A jak by było fajnie jakby nie trzeba było z tym dowodem jeździć? wystarczyłoby schować go do szuflady gdzie by sobie czekał na sytuację w której jego istnienie ma jakiś sens, np. przy sprzedaży auta, ubezpieczeniu na kolejny rok, wyjazd za granicę, itp.

Zniszczenie, zgubienie, kradzież dowodu rejestracyjnego stwarza wiele problemów.
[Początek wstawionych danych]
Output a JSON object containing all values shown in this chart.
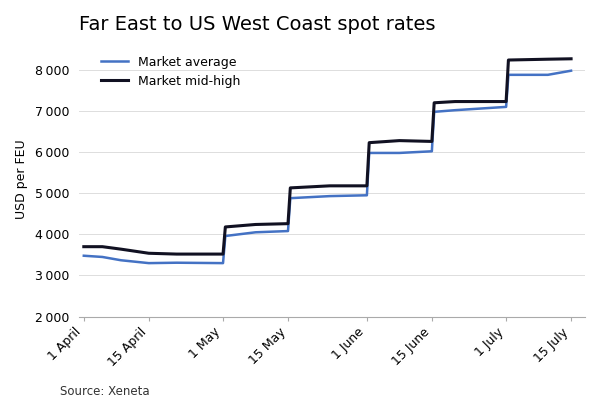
{
  "title": "Far East to US West Coast spot rates",
  "ylabel": "USD per FEU",
  "source": "Source: Xeneta",
  "background_color": "#ffffff",
  "plot_bg_color": "#ffffff",
  "xtick_labels": [
    "1 April",
    "15 April",
    "1 May",
    "15 May",
    "1 June",
    "15 June",
    "1 July",
    "15 July"
  ],
  "xtick_positions": [
    0,
    14,
    30,
    44,
    61,
    75,
    91,
    105
  ],
  "yticks": [
    2000,
    3000,
    4000,
    5000,
    6000,
    7000,
    8000
  ],
  "ylim": [
    2000,
    8700
  ],
  "xlim": [
    -1,
    108
  ],
  "market_average": {
    "label": "Market average",
    "color": "#4472C4",
    "linewidth": 1.8,
    "x": [
      0,
      4,
      8,
      14,
      20,
      30,
      30.5,
      37,
      44,
      44.5,
      53,
      61,
      61.5,
      68,
      75,
      75.5,
      80,
      91,
      91.5,
      100,
      105
    ],
    "y": [
      3480,
      3450,
      3370,
      3300,
      3310,
      3300,
      3960,
      4050,
      4080,
      4880,
      4930,
      4950,
      5980,
      5980,
      6020,
      6980,
      7020,
      7100,
      7880,
      7880,
      7980
    ]
  },
  "market_midhigh": {
    "label": "Market mid-high",
    "color": "#111122",
    "linewidth": 2.2,
    "x": [
      0,
      4,
      8,
      14,
      20,
      30,
      30.5,
      37,
      44,
      44.5,
      53,
      61,
      61.5,
      68,
      75,
      75.5,
      80,
      91,
      91.5,
      100,
      105
    ],
    "y": [
      3700,
      3700,
      3640,
      3540,
      3520,
      3520,
      4180,
      4240,
      4260,
      5130,
      5180,
      5180,
      6230,
      6280,
      6260,
      7200,
      7230,
      7230,
      8240,
      8260,
      8270
    ]
  },
  "grid_color": "#dddddd",
  "spine_color": "#aaaaaa",
  "title_fontsize": 14,
  "label_fontsize": 9,
  "tick_fontsize": 9,
  "legend_fontsize": 9,
  "source_fontsize": 8.5
}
Obliczcie sobie ile razy byliście kontrolowani i czy może bardziej będzie opłacało się jeździć na co dzień bez dowodu przy sobie i ryzykować te 50 zł mandatu niż zawracać sobie głowę tym dowodem.

Komentarze (48) skocz na koniec

pawkow - motoklimat.pl, 2012-05-08, 23:04
Dowód rejestracyjny wozi się moim zdaniem z jednego powodu - przegląd techniczny.

Nie każdy patrol w Warszawie (jak jest w kraju? - nie wiem) ma możliwość sprawdzenia w bazie czy auto ma ważny przegląd, a jeśli ma, to sprawdzanie trwa.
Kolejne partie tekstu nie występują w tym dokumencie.